Be sure you update CMSmap before you use it.
# python cmsmap.py --update A [-] Date & Time: 29/08/2016 23:52:36 [-] Updating CMSmap to the latest version from GitHub repository... Already up-to-date. [-] CMSmap is now updated to the latest version! [-] Downloading wordpress plugins from svn website [-] 62039 plugins found [-] Wordpress Plugin File: /opt/tools/CMSmap/data/wp_plugins.txt [-] Downloading WordPress plugins from ExploitDB website [-] File: /opt/tools/CMSmap/data/wp_plugins_small.txt [-] Downloading WordPress themes from ExploitDB website [-] File: /opt/tools/CMSmap/data/wp_themes_small.txt [-] Downloading Joomla components from ExploitDB website [-] File: /opt/tools/CMSmap/data/joo_plugins_small.txt [-] Downloading drupal modules from drupal.org [-] Drupal Plugin File: /opt/tools/CMSmap/data/dru_plugins_small.txt
CMSmap takes it time to run and find some useful information. Sometimes it runs for 5 minutes or longer.
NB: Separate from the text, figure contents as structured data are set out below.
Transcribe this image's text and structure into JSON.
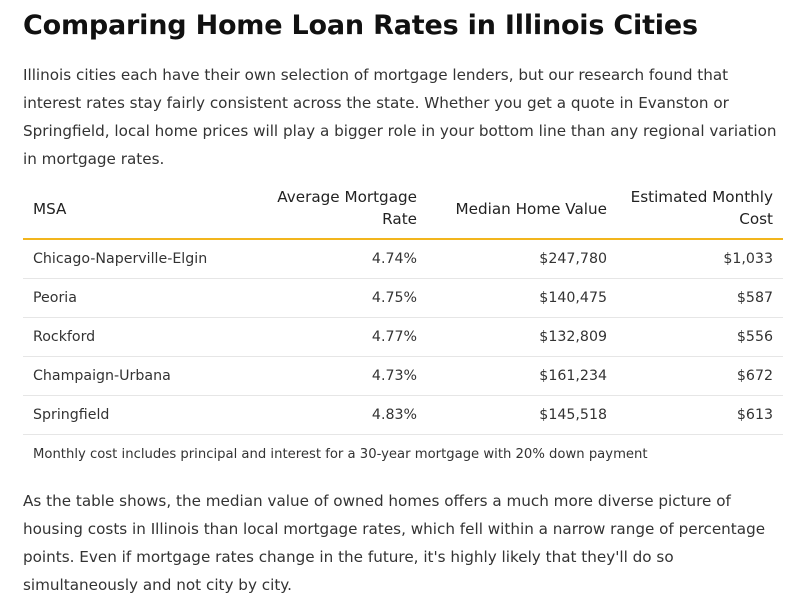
{
  "article": {
    "title": "Comparing Home Loan Rates in Illinois Cities",
    "intro": "Illinois cities each have their own selection of mortgage lenders, but our research found that interest rates stay fairly consistent across the state. Whether you get a quote in Evanston or Springfield, local home prices will play a bigger role in your bottom line than any regional variation in mortgage rates.",
    "outro": "As the table shows, the median value of owned homes offers a much more diverse picture of housing costs in Illinois than local mortgage rates, which fell within a narrow range of percentage points. Even if mortgage rates change in the future, it's highly likely that they'll do so simultaneously and not city by city."
  },
  "table": {
    "headers": {
      "msa": "MSA",
      "rate": "Average Mortgage Rate",
      "home_value": "Median Home Value",
      "monthly_cost": "Estimated Monthly Cost"
    },
    "rows": [
      {
        "msa": "Chicago-Naperville-Elgin",
        "rate": "4.74%",
        "home_value": "$247,780",
        "monthly_cost": "$1,033"
      },
      {
        "msa": "Peoria",
        "rate": "4.75%",
        "home_value": "$140,475",
        "monthly_cost": "$587"
      },
      {
        "msa": "Rockford",
        "rate": "4.77%",
        "home_value": "$132,809",
        "monthly_cost": "$556"
      },
      {
        "msa": "Champaign-Urbana",
        "rate": "4.73%",
        "home_value": "$161,234",
        "monthly_cost": "$672"
      },
      {
        "msa": "Springfield",
        "rate": "4.83%",
        "home_value": "$145,518",
        "monthly_cost": "$613"
      }
    ],
    "footnote": "Monthly cost includes principal and interest for a 30-year mortgage with 20% down payment"
  },
  "colors": {
    "header_rule": "#f2b51d",
    "row_rule": "#e6e6e6"
  }
}
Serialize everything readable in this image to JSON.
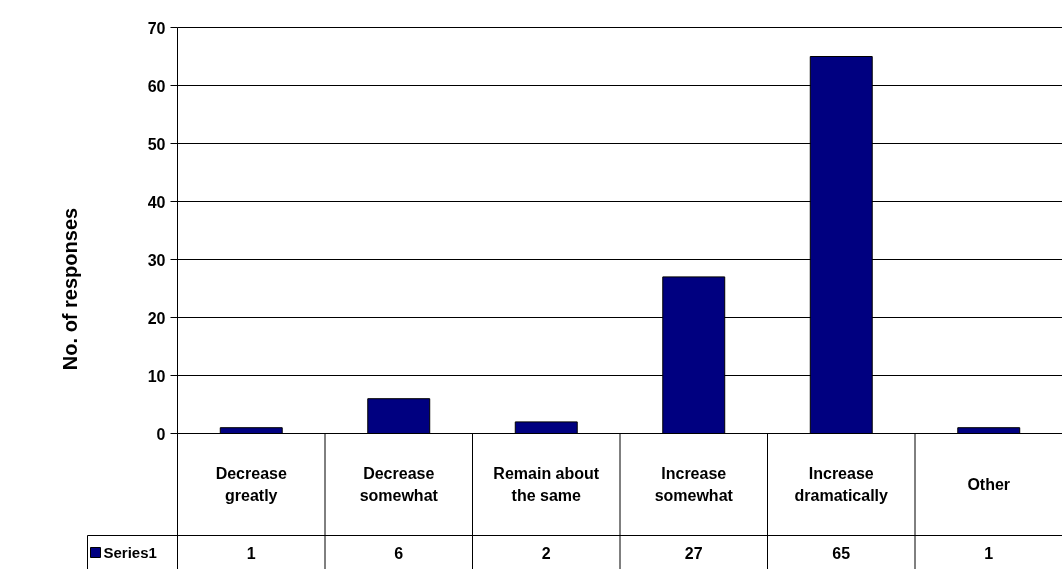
{
  "chart_data": {
    "type": "bar",
    "ylabel": "No. of responses",
    "categories": [
      "Decrease greatly",
      "Decrease somewhat",
      "Remain about the same",
      "Increase somewhat",
      "Increase dramatically",
      "Other"
    ],
    "series": [
      {
        "name": "Series1",
        "color": "#000080",
        "values": [
          1,
          6,
          2,
          27,
          65,
          1
        ]
      }
    ],
    "ylim": [
      0,
      70
    ],
    "yticks": [
      0,
      10,
      20,
      30,
      40,
      50,
      60,
      70
    ],
    "grid": "y",
    "legend": "bottom",
    "data_labels": true
  }
}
You can speed this up (or low it down!) when needed and specify the maximum of threads (
--theads) the program can use.
Run the scan with this command:
python cmsmap.py -t https://xpired.nl
See the results:
[-] Date & Time: 30/08/2016 00:02:21 [-] Target: https://xpired.nl [I] Server: Caddy [L] X-Frame-Options: Not Enforced [I] X-Content-Security-Policy: Not Enforced [L] Robots.txt Found: https://xpired.nl/robots.txt [I] CMS Detection: Wordpress [I] Wordpress Theme: twentysixteen [-] Enumerating Wordpress Usernames via "Feed" ... [-] Enumerating Wordpress Usernames via "Author" ... [M] Sebastian Broekhoven [I] Forgotten Password Allows Username Enumeration: https://xpired.nl/wp-login.php?action=lostpassword [M] Website vulnerable to XML-RPC Brute Force Vulnerability [I] Autocomplete Off Not Found: https://xpired.nl/wp-login.php [-] Default WordPress Files: [I] https://xpired.nl/license.txt [I] https://xpired.nl/wp-includes/images/crystal/license.txt [I] https://xpired.nl/wp-includes/images/crystal/license.txt [I] https://xpired.nl/wp-includes/js/plupload/license.txt [I] https://xpired.nl/wp-includes/js/tinymce/license.txt [I] https://xpired.nl/wp-includes/js/swfupload/license.txt [I] https://xpired.nl/wp-includes/ID3/license.txt [I] https://xpired.nl/wp-includes/ID3/readme.txt [I] https://xpired.nl/wp-includes/ID3/license.commercial.txt [-] Searching Wordpress Plugins ... [-] Searching Wordpress TimThumbs ... [I] Checking for Directory Listing Enabled ... [-] Date & Time: 30/08/2016 00:05:25 [-] Completed in: 0:03:03
When you are sure that the website is running Wordpress for example, and you want to do a full scan, the command to use is:
python cmsmap.py -f W -F -t https://xpired.nl
Tools like CMSmap are great for automatic testing. But when you are testing websites that are secured with plugins like Wordfence, there is big chance that you will not find where you are looking for. You cannot always trust on automated scans. If you do an automated scan on your website, and it thinks the state of your website is OK, think again and do some manual auditing. You always have to double-check your results.